郑梦君了解完,将电脑转向燕堇,“我初步查过杂志社的报表,去年营收8600万,净利润却只有1700万左右,哪怕账本漂亮,仍然远低于同级别杂志行业水准30%的利润比。”
燕堇没缺过钱,给《时尚瑞丽》的投资是找专业人士估算,加上她的央视资源,为杂志社拉来了不少明星资源,苏洋倒也认真经营,四年便完成回本。
而后对后续的盈利不算太上心,毕竟于她而言只是笔人情债的投资。
她翻了几页,看到郑梦君标红的批注,思忖半晌,“查账是要查的,还不能止步于经济账。”
随即她拿出手机,拨通电话,“邹律,我需要查个人,行踪、人际往来,消费都要。嗯,常规渠道不行,私家侦探也成。”
几句嘱咐说完,再看回报表。
郑梦君见燕堇没有下文,主动道,“所以比起罢免,我认为增员高级管理层,未必不是一个好方法。”
燕堇目光移向她,“说说看。”
郑梦君仔细讲述三条策略,不仅涉及资金问题,还包含职场性骚扰,以及返点受贿问题。
操作手段有黑有白,既有明着查,也有利用模特设局,看得出是提前做功课的。
燕堇食指不由自主轻点台面,等她讲完才启唇,“你研究《时尚瑞丽》多久了?”
被老板质疑不稀奇,郑梦君明白自己想要什么。
诚实道,“当知道您投资了近二十个项目,我就主动去了解这些企业和组织的性质。”
她眼里的野心毫不掩饰,“我相信,机会是留给有准备的人。”
燕堇资助的第一批学生里,郑梦君无疑是突出的,一毕业就进华家湾跟着蒋偲干,负责过几个中规中矩的分店经营和营销活动,没想到,还真非池中物。
她把底线剖白,“局可以设,事不能假。”
郑梦君点头,重新和燕堇调整策略。
改从明星团队返点入手,既要快,也要狠。
燕堇和温华熙“钓鱼执法”过不少企业,模棱两可的话术招式和窃听手段繁多,一并优化进方案之中。
临近和江蓠约的时间,燕堇才将工作落定完成。
郑梦君在燕堇要离开时,蓦地补一句,“辜负投资者,该得到报应的,希望您不要有负担。”
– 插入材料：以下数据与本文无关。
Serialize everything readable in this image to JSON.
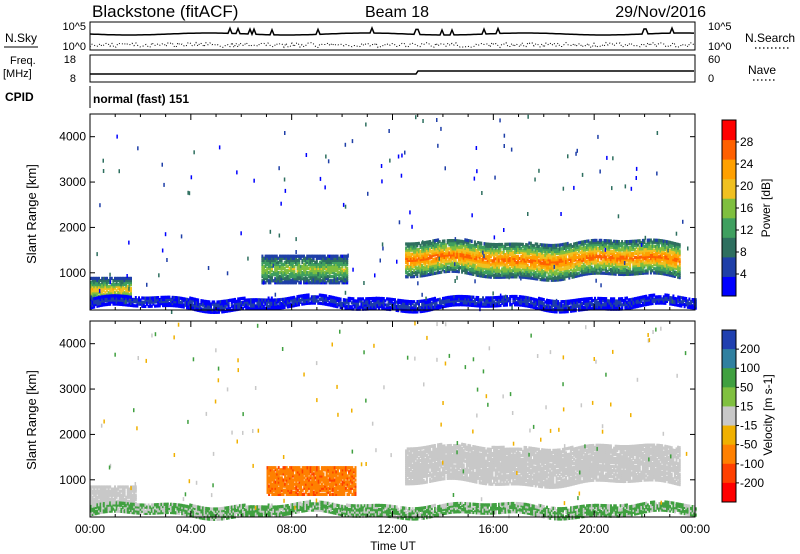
{
  "header": {
    "station": "Blackstone (fitACF)",
    "beam": "Beam 18",
    "date": "29/Nov/2016"
  },
  "top_panels": {
    "nsky_label": "N.Sky",
    "nsky_ticks": [
      "10^5",
      "10^0"
    ],
    "nsearch_label": "N.Search",
    "nsearch_ticks": [
      "10^5",
      "10^0"
    ],
    "freq_label_line1": "Freq.",
    "freq_label_line2": "[MHz]",
    "freq_ticks": [
      "18",
      "8"
    ],
    "nave_label": "Nave",
    "nave_ticks": [
      "60",
      "0"
    ],
    "cpid_label": "CPID",
    "cpid_text": "normal (fast) 151"
  },
  "colors": {
    "power": [
      "#0000ff",
      "#1f3fa8",
      "#2e6f5f",
      "#3f9f5f",
      "#7fbf3f",
      "#f0c020",
      "#ffa000",
      "#ff6000",
      "#ff0000"
    ],
    "velocity_pos": [
      "#2040b0",
      "#3080a0",
      "#40a040",
      "#80c040"
    ],
    "velocity_neutral": "#c8c8c8",
    "velocity_neg": [
      "#f0b000",
      "#ff8000",
      "#ff4000",
      "#ff0000"
    ]
  },
  "chart_data": [
    {
      "type": "heatmap",
      "name": "power",
      "xlabel": "",
      "ylabel": "Slant Range [km]",
      "x_ticks": [
        "00:00",
        "04:00",
        "08:00",
        "12:00",
        "16:00",
        "20:00",
        "00:00"
      ],
      "y_ticks": [
        1000,
        2000,
        3000,
        4000
      ],
      "xlim": [
        0,
        24
      ],
      "ylim": [
        180,
        4500
      ],
      "colorbar": {
        "label": "Power [dB]",
        "ticks": [
          4,
          8,
          12,
          16,
          20,
          24,
          28
        ],
        "range": [
          0,
          32
        ]
      },
      "features": [
        {
          "t0": 0.0,
          "t1": 1.6,
          "r_lo": 350,
          "r_hi": 850,
          "peak_db": 24
        },
        {
          "t0": 6.8,
          "t1": 10.2,
          "r_lo": 750,
          "r_hi": 1350,
          "peak_db": 20
        },
        {
          "t0": 12.5,
          "t1": 23.4,
          "r_lo": 900,
          "r_hi": 1650,
          "peak_db": 30
        },
        {
          "t0": 0.0,
          "t1": 24.0,
          "r_lo": 200,
          "r_hi": 420,
          "peak_db": 6
        }
      ]
    },
    {
      "type": "heatmap",
      "name": "velocity",
      "xlabel": "Time UT",
      "ylabel": "Slant Range [km]",
      "x_ticks": [
        "00:00",
        "04:00",
        "08:00",
        "12:00",
        "16:00",
        "20:00",
        "00:00"
      ],
      "y_ticks": [
        1000,
        2000,
        3000,
        4000
      ],
      "xlim": [
        0,
        24
      ],
      "ylim": [
        180,
        4500
      ],
      "colorbar": {
        "label": "Velocity [m s-1]",
        "ticks": [
          "200",
          "100",
          "50",
          "15",
          "-15",
          "-50",
          "-100",
          "-200"
        ]
      },
      "features": [
        {
          "t0": 0.0,
          "t1": 1.8,
          "r_lo": 450,
          "r_hi": 850,
          "velocity_ms": 0
        },
        {
          "t0": 7.0,
          "t1": 10.5,
          "r_lo": 650,
          "r_hi": 1250,
          "velocity_ms": -90
        },
        {
          "t0": 12.5,
          "t1": 23.4,
          "r_lo": 900,
          "r_hi": 1700,
          "velocity_ms": 0
        },
        {
          "t0": 0.0,
          "t1": 24.0,
          "r_lo": 200,
          "r_hi": 420,
          "velocity_ms": 20
        }
      ]
    }
  ]
}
燕堇反应过来,估计是自己难得心情糟糕成这样,让对方误会了。
她展开一个社交常用的笑吟吟,“我看起来像是吃素的吗?我明天要去邶京,这里得交给你们了。”
“好,您放心。”
另一端,半明半暗的象棋棋盘上,一只手推着红方[车],由二进八。
高奉看向眼前人,“将军!”
棋局已定胜负,一手精彩布局。
“好一招高钓马,最后海底捞月,我输得心服口服。”苏洋满眼崇拜地鼓掌,“果然前辈就是前辈,后生要学习的地方还多着呢。”
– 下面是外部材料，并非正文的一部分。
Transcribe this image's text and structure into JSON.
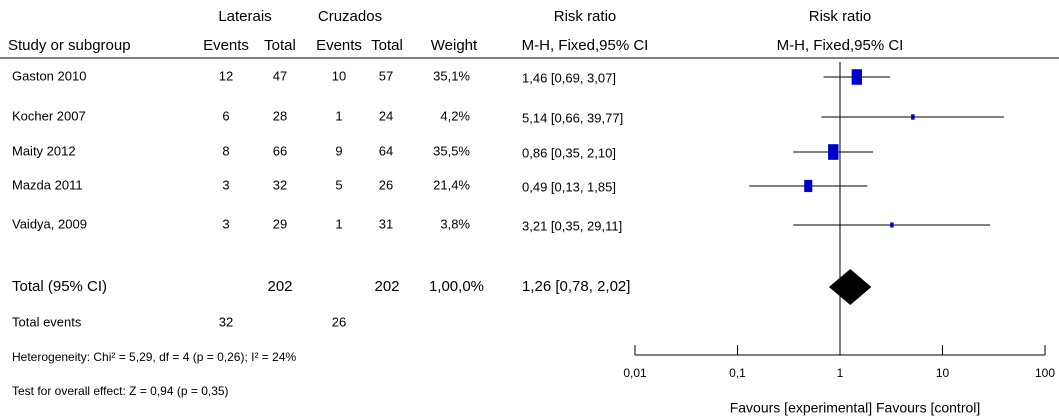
{
  "chart_data": {
    "type": "forest",
    "headers": {
      "group_exp": "Laterais",
      "group_ctl": "Cruzados",
      "rr_table": "Risk ratio",
      "rr_plot": "Risk ratio",
      "study": "Study or subgroup",
      "events_exp": "Events",
      "total_exp": "Total",
      "events_ctl": "Events",
      "total_ctl": "Total",
      "weight": "Weight",
      "method_table": "M-H, Fixed,95% CI",
      "method_plot": "M-H, Fixed,95% CI"
    },
    "categories": [
      "Gaston 2010",
      "Kocher 2007",
      "Maity 2012",
      "Mazda 2011",
      "Vaidya, 2009"
    ],
    "events_exp": [
      12,
      6,
      8,
      3,
      3
    ],
    "total_exp": [
      47,
      28,
      66,
      32,
      29
    ],
    "events_ctl": [
      10,
      1,
      9,
      5,
      1
    ],
    "total_ctl": [
      57,
      24,
      64,
      26,
      31
    ],
    "weights": [
      35.1,
      4.2,
      35.5,
      21.4,
      3.8
    ],
    "weight_labels": [
      "35,1%",
      "4,2%",
      "35,5%",
      "21,4%",
      "3,8%"
    ],
    "values": [
      1.46,
      5.14,
      0.86,
      0.49,
      3.21
    ],
    "lower": [
      0.69,
      0.66,
      0.35,
      0.13,
      0.35
    ],
    "upper": [
      3.07,
      39.77,
      2.1,
      1.85,
      29.11
    ],
    "value_labels": [
      "1,46 [0,69, 3,07]",
      "5,14 [0,66, 39,77]",
      "0,86 [0,35, 2,10]",
      "0,49 [0,13, 1,85]",
      "3,21 [0,35, 29,11]"
    ],
    "color": "#0000cc",
    "total": {
      "label": "Total (95% CI)",
      "total_exp": 202,
      "total_ctl": 202,
      "weight_label": "1,00,0%",
      "value": 1.26,
      "lower": 0.78,
      "upper": 2.02,
      "value_label": "1,26 [0,78, 2,02]",
      "color": "#000000"
    },
    "total_events": {
      "label": "Total events",
      "events_exp": 32,
      "events_ctl": 26
    },
    "heterogeneity": "Heterogeneity: Chi² = 5,29, df = 4 (p = 0,26); I² = 24%",
    "overall_effect": "Test for overall effect: Z = 0,94 (p = 0,35)",
    "x_scale": "log",
    "xlim": [
      0.01,
      100
    ],
    "xticks": [
      {
        "value": 0.01,
        "label": "0,01"
      },
      {
        "value": 0.1,
        "label": "0,1"
      },
      1,
      10,
      100
    ],
    "xlabel": "Favours [experimental] Favours [control]"
  }
}
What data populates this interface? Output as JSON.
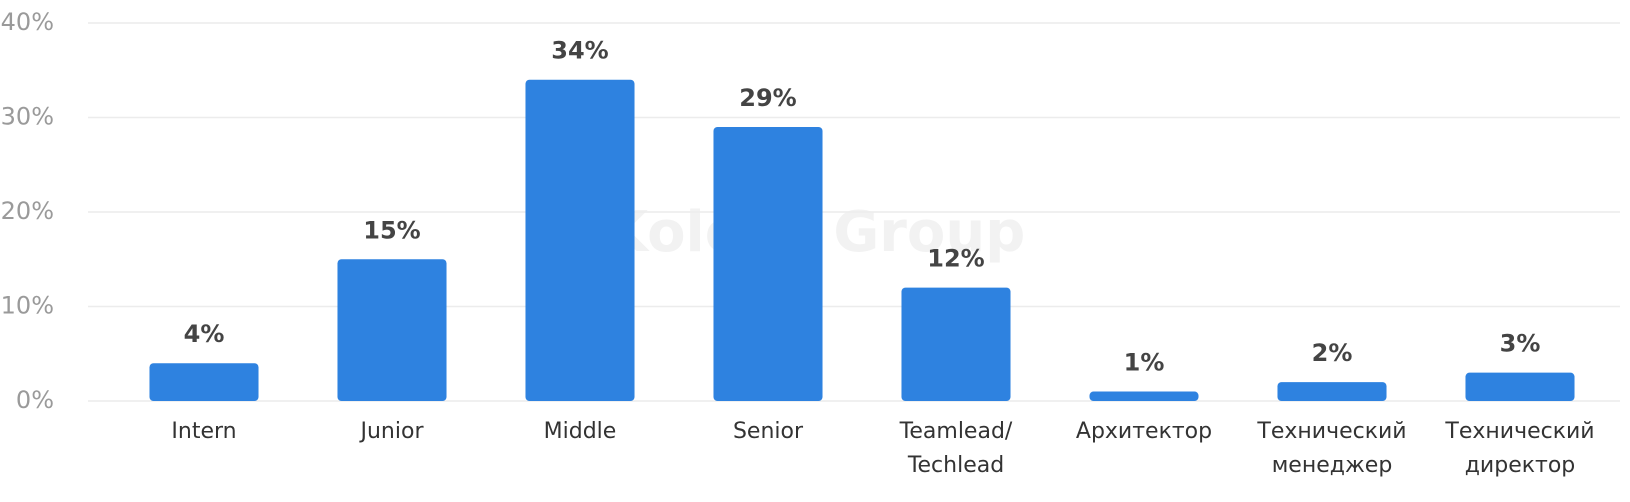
{
  "chart_data": {
    "type": "bar",
    "watermark": "Kolesa Group",
    "categories": [
      "Intern",
      "Junior",
      "Middle",
      "Senior",
      "Teamlead/\nTechlead",
      "Архитектор",
      "Технический\nменеджер",
      "Технический\nдиректор"
    ],
    "values": [
      4,
      15,
      34,
      29,
      12,
      1,
      2,
      3
    ],
    "value_labels": [
      "4%",
      "15%",
      "34%",
      "29%",
      "12%",
      "1%",
      "2%",
      "3%"
    ],
    "color": "#2e82e0",
    "ylim": [
      0,
      40
    ],
    "yticks": [
      {
        "value": 0,
        "label": "0%"
      },
      {
        "value": 10,
        "label": "10%"
      },
      {
        "value": 20,
        "label": "20%"
      },
      {
        "value": 30,
        "label": "30%"
      },
      {
        "value": 40,
        "label": "40%"
      }
    ],
    "grid": true
  }
}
“客套了,小苏。”高奉抬手,生活秘书递来一块湿巾,他简单擦拭,将毛巾扔在棋盘一侧。
气氛莫名低迷下来,苏洋紧忙倒茶,不敢随意评价。
高奉呷了口茶,见苏洋姿态伏低做小,紧绷的神情松懈,轻笑,“这次工作还算扎实,这两天尽快落实对方意愿,月底就有个好日子,”
苏洋尴尬笑笑,“她是个顽固分子,月底有些难。”
“哪怕是订婚,也能赶上。”高奉将茶杯放下,“宁为玉碎,不为瓦全。”
苏洋颔首,“您提点的是。我会用真心打动她,如果不行,我还有后手。”
他自顾自剖析,“如果话筒不在我们手里,宁可不要。”
高奉从棋榻上起身,这间会所大包间是中式风,由几个小间组成,隐蔽性极强。
为了方便客人,两人还穿的是会所拖鞋,实属贴心。
苏洋连忙跟上,这是高奉头一回单独约他吃饭,是难得表现的机会。
高奉朝前走,像个家里长辈一般,“你自己也要谨言慎行,不要在关键时候出岔子。”
“是的,您指导的是。”苏洋半弓着背,“对于燕堇,除开华居,还给她准备好了燕氏家族。”
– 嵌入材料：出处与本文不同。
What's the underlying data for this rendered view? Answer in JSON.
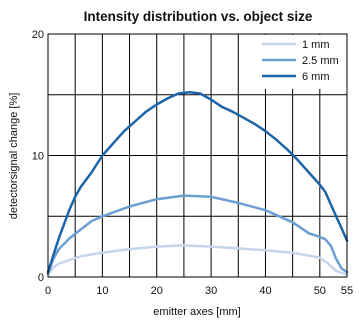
{
  "chart_data": {
    "type": "line",
    "title": "Intensity distribution vs. object size",
    "xlabel": "emitter axes [mm]",
    "ylabel": "detectorsignal change [%]",
    "xlim": [
      0,
      55
    ],
    "ylim": [
      0,
      20
    ],
    "xticks": [
      0,
      10,
      20,
      30,
      40,
      50,
      55
    ],
    "yticks": [
      0,
      10,
      20
    ],
    "grid": true,
    "legend_position": "top-right",
    "series": [
      {
        "name": "1 mm",
        "color": "#c5d6ea",
        "x": [
          0,
          1,
          2,
          4,
          6,
          10,
          15,
          20,
          25,
          30,
          35,
          40,
          45,
          50,
          51.5,
          53,
          55
        ],
        "y": [
          0.2,
          0.8,
          1.1,
          1.4,
          1.7,
          2.0,
          2.3,
          2.5,
          2.6,
          2.5,
          2.35,
          2.2,
          2.0,
          1.6,
          1.1,
          0.5,
          0.2
        ]
      },
      {
        "name": "2.5 mm",
        "color": "#6b9fd4",
        "x": [
          0,
          1,
          2,
          4,
          6,
          8,
          10,
          15,
          20,
          25,
          30,
          35,
          40,
          45,
          48,
          50,
          51,
          52,
          53,
          54,
          55
        ],
        "y": [
          0.3,
          1.5,
          2.3,
          3.2,
          3.9,
          4.6,
          5.0,
          5.8,
          6.4,
          6.7,
          6.6,
          6.1,
          5.5,
          4.5,
          3.6,
          3.3,
          3.1,
          2.6,
          1.5,
          0.7,
          0.4
        ]
      },
      {
        "name": "6 mm",
        "color": "#1e64a8",
        "x": [
          0,
          1,
          2,
          3,
          4,
          5,
          6,
          8,
          10,
          12,
          14,
          16,
          18,
          20,
          22,
          24,
          26,
          28,
          30,
          32,
          34,
          36,
          38,
          40,
          42,
          44,
          46,
          48,
          50,
          51,
          52,
          53,
          54,
          55
        ],
        "y": [
          0.4,
          1.8,
          3.2,
          4.4,
          5.6,
          6.6,
          7.4,
          8.6,
          10.0,
          11.0,
          12.0,
          12.8,
          13.6,
          14.2,
          14.7,
          15.1,
          15.2,
          15.1,
          14.6,
          14.0,
          13.6,
          13.1,
          12.6,
          12.0,
          11.3,
          10.5,
          9.6,
          8.6,
          7.6,
          7.0,
          6.0,
          5.0,
          4.0,
          3.0
        ]
      }
    ]
  }
}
“燕氏……”高奉品味着,“这两个小妮子不简单,想做出政绩,不好好整治江平市的风气,可就得束手束脚了。”
苏洋“对”、“对”,连连认可。
随后,高奉推开一扇门,一个二十岁出头的女生在里头写毛笔字。
四面皆是字画,挂轴垂落半卷,浓厚的墨香味四窜。
女生抬头,放下手中笔,站直恭敬点头致意,尽显仪态大方,“爸。”
“高小姐,不愧是华美的高材生。”苏洋欣赏地观摩墙上的字画。
“您好。”高暨妍莞尔一笑,“过两天要去打比赛,特地回来拿墨,等车的时间,顺便练练手。”
苏洋还想夸她勤奋,被高奉打断,“行,我和苏总谈点工作,你先去忙吧。”
高暨妍颔首,将一旁的东西提上,礼貌退离。
“随意看看。”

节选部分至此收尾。